No: no era Inglaterra, sino sólo un puñado de gusanos malignos que la infectaban. Inglaterra…, el mundo entero le convocaba a volver a su apostolado. ¿Cuál era la actitud de Inglaterra ahora? Ése era el problema que debía analizar. Hubiese querido que Inglaterra le hiciese saber su posición frente a él por medio de sus embajadores, que le expusiera el criterio de sus estadistas. No mantenía relación oficial con ninguno de ellos. No podía pedir la confianza de su país: por ser inglés sabía que basta con pedir para que te cierren las puertas. Desde una perspectiva humana, no tenía nada que le guiara en la crisis cósmica de ese momento, la crisis en la que, estaba seguro, sería consultado: como último recurso, pero consultado al fin. De eso estaba convencido. Un breve cálculo reveló que Júpiter pasaba por Aries, lo que significaba beneficios inmensos para Inglaterra. Oh, muy bien. ¿Cuál tendría que ser entonces su plan de acción? Se puso de pie y se paseó por la sala, mirando atento los mapas, hasta que le pareció que su horizonte mental se expandía y ampliaba, hasta que tuvo todo el conjunto de la tierra dentro de su visión. ¿Qué podía decir o hacer por Inglaterra, si era un país demasiado tímido, demasiado orgulloso para darle una señal de lo que quería que él dijese o hiciese? ¡Inglaterra, Inglaterra! «Tierra de esperanza y gloria, ¿cómo podríamos ensalzarte los que de ti hemos nacido? Más y más extensos sean tus dominios: Dios, que te ha hecho poderosa, te hará más poderosa aún.»

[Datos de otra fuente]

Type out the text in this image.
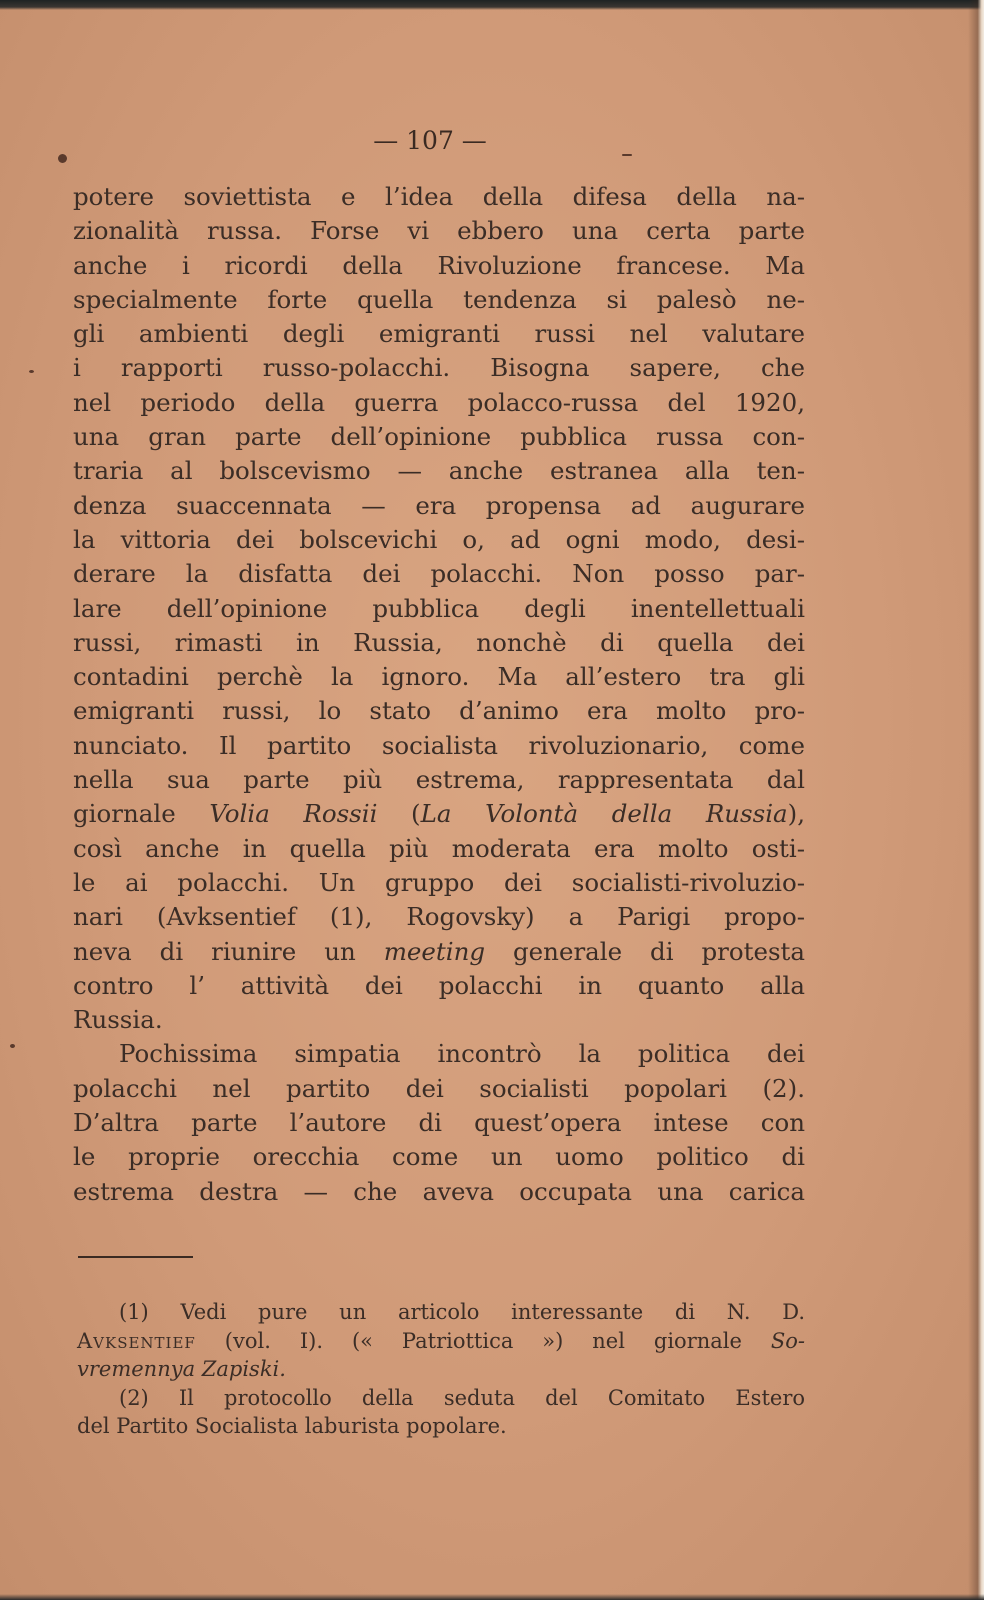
— 107 —
potere soviettista e l’idea della difesa della na-
zionalità russa. Forse vi ebbero una certa parte
anche i ricordi della Rivoluzione francese. Ma
specialmente forte quella tendenza si palesò ne-
gli ambienti degli emigranti russi nel valutare
i rapporti russo-polacchi. Bisogna sapere, che
nel periodo della guerra polacco-russa del 1920,
una gran parte dell’opinione pubblica russa con-
traria al bolscevismo — anche estranea alla ten-
denza suaccennata — era propensa ad augurare
la vittoria dei bolscevichi o, ad ogni modo, desi-
derare la disfatta dei polacchi. Non posso par-
lare dell’opinione pubblica degli inentellettuali
russi, rimasti in Russia, nonchè di quella dei
contadini perchè la ignoro. Ma all’estero tra gli
emigranti russi, lo stato d’animo era molto pro-
nunciato. Il partito socialista rivoluzionario, come
nella sua parte più estrema, rappresentata dal
giornale Volia Rossii (La Volontà della Russia),
così anche in quella più moderata era molto osti-
le ai polacchi. Un gruppo dei socialisti-rivoluzio-
nari (Avksentief (1), Rogovsky) a Parigi propo-
neva di riunire un meeting generale di protesta
contro l’ attività dei polacchi in quanto alla
Russia.
Pochissima simpatia incontrò la politica dei
polacchi nel partito dei socialisti popolari (2).
D’altra parte l’autore di quest’opera intese con
le proprie orecchia come un uomo politico di
estrema destra — che aveva occupata una carica
(1) Vedi pure un articolo interessante di N. D.
Avksentief (vol. I). (« Patriottica ») nel giornale So-
vremennya Zapiski.
(2) Il protocollo della seduta del Comitato Estero
del Partito Socialista laburista popolare.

Diría y haría lo que le había sido dado decir y hacer. Como inglés, tenía sus intuiciones. Y no necesitaba confidencias. Inglaterra, la tímida, la orgullosa, debía ser servida por su tímido y orgulloso hijo, el Siervo de los siervos de Dios. El divino soplo del patriotismo le inspiró, dio brillo a sus ojos y le hizo erguir la cabeza. Volvió a sentarse, puso el tablero de escribir sobre las rodillas y escribió. Después hizo sonar la campanilla e impartió algunas órdenes. También envió algunos trozos de papel con textos cifrados a los operadores de la oficina de telégrafos del Vaticano.

El veintidós de enero, el Sumo Pontífice bajó a la Basílica de San Pedro junto al Vaticano y cantó misa por el descanso del alma de la reina Victoria, la Grande, la Buena. El mismo día, los periódicos ingleses anunciaron que Su Santidad había enviado a un nuncio apostólico para que depositara la Rosa Dorada, el tributo pontificio a las reinas virtuosas, en la tumba de Su Majestad, en el mausoleo de Frogmore.